(…) Yeni Türkiye üst düzey demokratikleşme içerir. Sivil toplum, insan hakları, sosyal devlet kimliğini içine sindiremeyen, yürütmenin faaliyetlerini kendisi için tehdit gören bürokratik oligarşi anlayışı sona ermelidir. (…) Kamplaşma yerini kaynaşmaya, krizler istikrara, vesayet katılımcı demokrasiye, müdahaleyi idare anlayışı organizatör ve moderatör devlet anlayışına bırakacaktır.
(…) Kamu ekonomiden, işletmeden elini çektikçe Türkiye’nin ekonomisi daha çok güçlenecek, ekonomik kalkınmaya bağlı olarak demokrasi gelişmiş ülkelerin standardına çıkacaktır. Yeni Türkiye’de demokrasi sadece bir yönetim biçimi olmaktan çıkarak bir yaşama biçimi halini alacaktır. Evde, okulda, iş yerinde, ülke yönetiminde demokratik değerler insanımızın temel referansını oluşturacaktır. Kamunun hantal yapısı, etkin, kaliteyi öne çeken, hızlı ve yaygın hale dönüşecek, rekabet hem içeride hem dışarıda artacaktır.
(…) Yeni Türkiye insanına değer veren, ona değerli olduğunu hissettiren uygulamalara imza atacak, yüksek kalite, yüksek hizmet standartları yerleşecektir. Yeni Türkiye kendi milli değerleri, kaynakları, amaçları doğrultusunda kenetlenmiş bir millet yapısına dayanır; gücünü bu milletten alır ve karşılıklı güven içinde, istikrarlı bir hayatı birlikte inşa eder.
(…) Esasen Yeni Türkiye 23 Nisan 1920’nin özüne, ruhuna yeniden sahip olan Türkiye’dir. Yeni Türkiye tıpkı 23 Nisan 1920’de Ankara Ulus’taki gibi, oradaki heyecan ve coşkuya sahip olduğu kadar; oradaki renkliliğe, hoşgörüye, birlikte yaşama kültürüne sahip Türkiye’dir.”
Ben bu Erdoğan’ı geri istiyorum
Yukarıda özetleyerek verdiğim bu yazıyı ben de yazmış olabilirdim ama yazmadım. Bu yazı Başbakan Erdoğan’ın imzasını ve 2002’lerin değil 2014 Şubat ayının tarihini taşıyor.
Hasan Celal Güzel’in 1994’ten bu yana büyük çaba ve fedakarlıkla çıkarttığı Yeni Türkiye Dergisi’nin son sayısının teması da tıpkı derginin adı gibi “Yeni Türkiye” idi.
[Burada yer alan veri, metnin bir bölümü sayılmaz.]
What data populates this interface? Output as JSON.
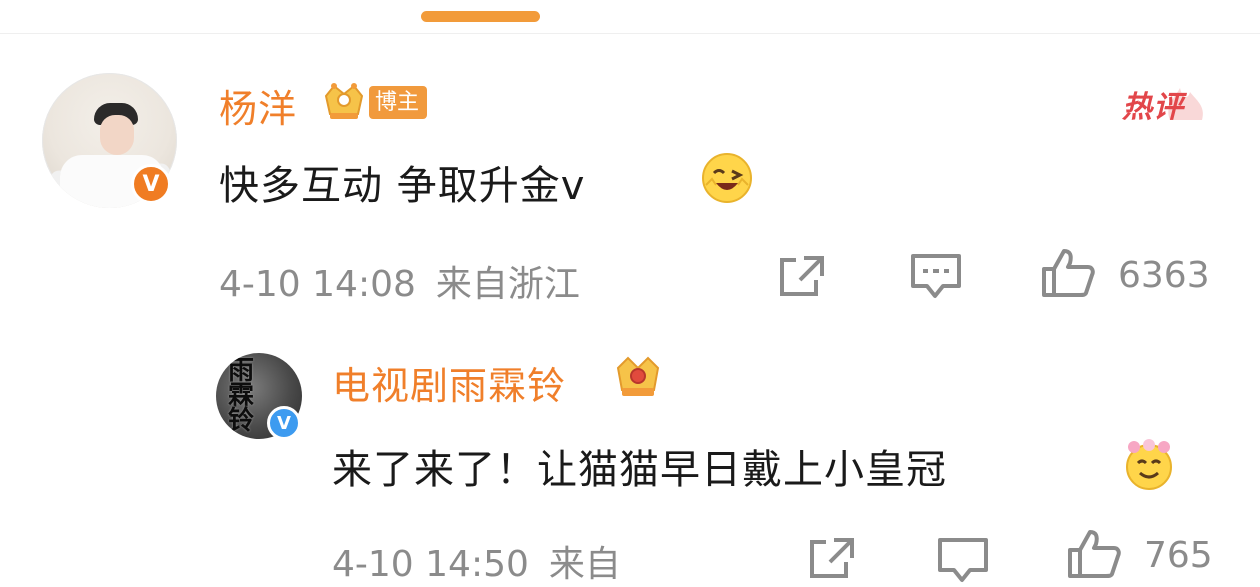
{
  "main_comment": {
    "username": "杨洋",
    "badge_label": "博主",
    "hot_label": "热评",
    "text": "快多互动 争取升金v",
    "time": "4-10 14:08",
    "location": "来自浙江",
    "like_count": "6363",
    "icons": [
      "crown-icon",
      "wink-emoji-icon",
      "share-icon",
      "comment-icon",
      "like-icon"
    ]
  },
  "reply": {
    "username": "电视剧雨霖铃",
    "avatar_text": "雨\n霖\n铃",
    "text": "来了来了！让猫猫早日戴上小皇冠",
    "time": "4-10 14:50",
    "location": "来自",
    "like_count": "765"
  },
  "colors": {
    "accent_orange": "#f07f2a",
    "tab_indicator": "#f29b3a",
    "hot_red": "#e2464a",
    "meta_gray": "#8b8b8b",
    "verified_orange": "#f07c22",
    "verified_blue": "#3d9bf0"
  }
}
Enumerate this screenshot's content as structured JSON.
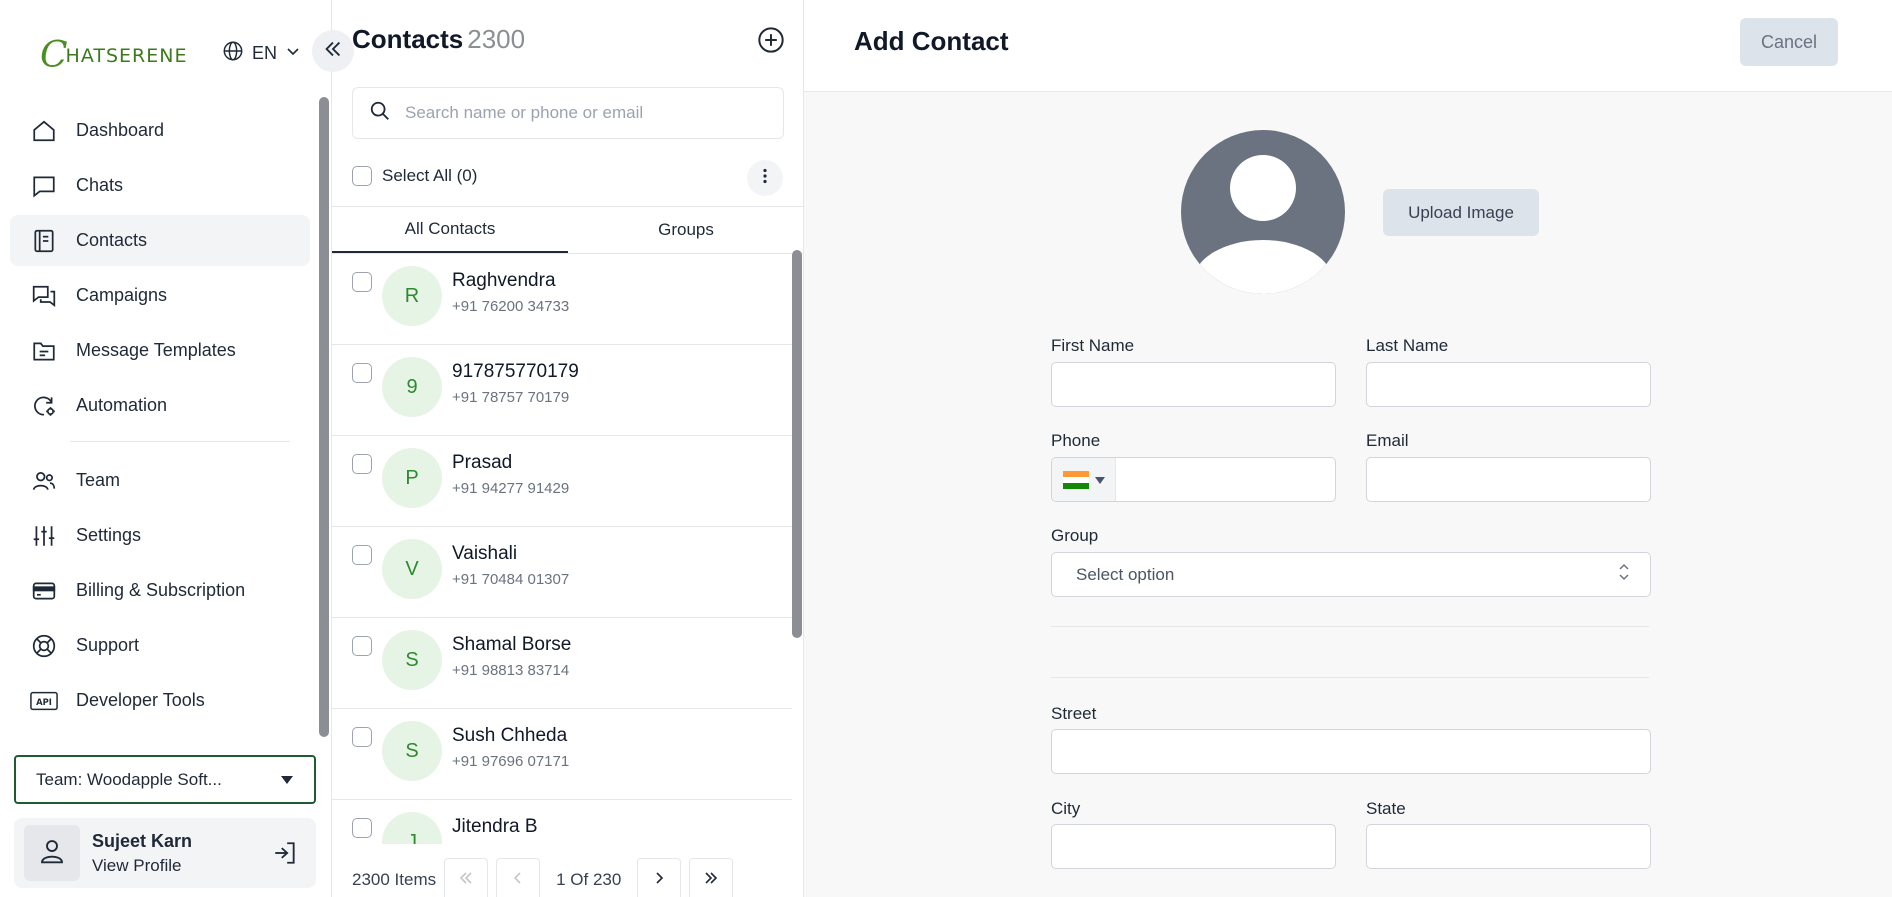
{
  "brand": {
    "logo_text": "HATSERENE",
    "logo_initial": "C",
    "accent": "#4b8f24"
  },
  "language": {
    "value": "EN"
  },
  "sidebar": {
    "items": [
      {
        "label": "Dashboard",
        "icon": "home-icon"
      },
      {
        "label": "Chats",
        "icon": "chat-icon"
      },
      {
        "label": "Contacts",
        "icon": "contacts-book-icon",
        "active": true
      },
      {
        "label": "Campaigns",
        "icon": "campaign-icon"
      },
      {
        "label": "Message Templates",
        "icon": "template-folder-icon"
      },
      {
        "label": "Automation",
        "icon": "automation-icon"
      },
      {
        "label": "Team",
        "icon": "team-icon"
      },
      {
        "label": "Settings",
        "icon": "sliders-icon"
      },
      {
        "label": "Billing & Subscription",
        "icon": "credit-card-icon"
      },
      {
        "label": "Support",
        "icon": "lifebuoy-icon"
      },
      {
        "label": "Developer Tools",
        "icon": "api-icon"
      }
    ],
    "team_select": "Team: Woodapple Soft...",
    "profile": {
      "name": "Sujeet Karn",
      "link": "View Profile"
    }
  },
  "contacts": {
    "title": "Contacts",
    "count": "2300",
    "search_placeholder": "Search name or phone or email",
    "select_all": "Select All (0)",
    "tabs": [
      "All Contacts",
      "Groups"
    ],
    "rows": [
      {
        "initial": "R",
        "name": "Raghvendra",
        "phone": "+91 76200 34733"
      },
      {
        "initial": "9",
        "name": "917875770179",
        "phone": "+91 78757 70179"
      },
      {
        "initial": "P",
        "name": "Prasad",
        "phone": "+91 94277 91429"
      },
      {
        "initial": "V",
        "name": "Vaishali",
        "phone": "+91 70484 01307"
      },
      {
        "initial": "S",
        "name": "Shamal Borse",
        "phone": "+91 98813 83714"
      },
      {
        "initial": "S",
        "name": "Sush Chheda",
        "phone": "+91 97696 07171"
      },
      {
        "initial": "J",
        "name": "Jitendra B",
        "phone": ""
      }
    ],
    "pager": {
      "items": "2300 Items",
      "page": "1 Of 230"
    }
  },
  "form": {
    "title": "Add Contact",
    "cancel": "Cancel",
    "upload": "Upload Image",
    "first_name": "First Name",
    "last_name": "Last Name",
    "phone": "Phone",
    "email": "Email",
    "group": "Group",
    "group_placeholder": "Select option",
    "street": "Street",
    "city": "City",
    "state": "State"
  }
}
Kamuoyunun çok yakından tanıdığı yüzlerce ismin kendi “Yeni Türkiye” perspektiflerini ortaya koydukları bu sayının ilk makalesi de Başbakan Erdoğan’a aitti.
Erdoğan’ın “Yeni Türkiye” perspektifini okurken son yıllarda kaybettiğimi düşündüğüm vizyon adamını yeniden bulmuş gibi oldum. Ama kağıt üzerinde “bulmak” yetmiyor, ben o vizyonu miting meydanlarında, televizyon ekranlarında, grup toplantılarında da görmek istiyorum. Son dönemde karşımda gördüğüm sürekli bağırıp çağıran, kamplaştıran, ötekileştiren, devletin sopasını sallayan, suni dış düşmanlar yaratan Erdoğan’ı değil bu yazıdaki Erdoğan’ı geri istiyorum.
“Biraz bekle, hele bir düze çıkalım” diyenlere, İçişleri Bakanı Efkan Ala’nın aynı dergide yer alan makalesinden bir cümleyle karşılık vereyim:
“Demokrasi, sorunlarımızı çözdükten sonra kavuşacağımız bir lüks değil; sorunlarımızı çözmek için zorunlu olarak uygulamamız gereken, elde etmemiz gereken bir yönetim şeklidir.”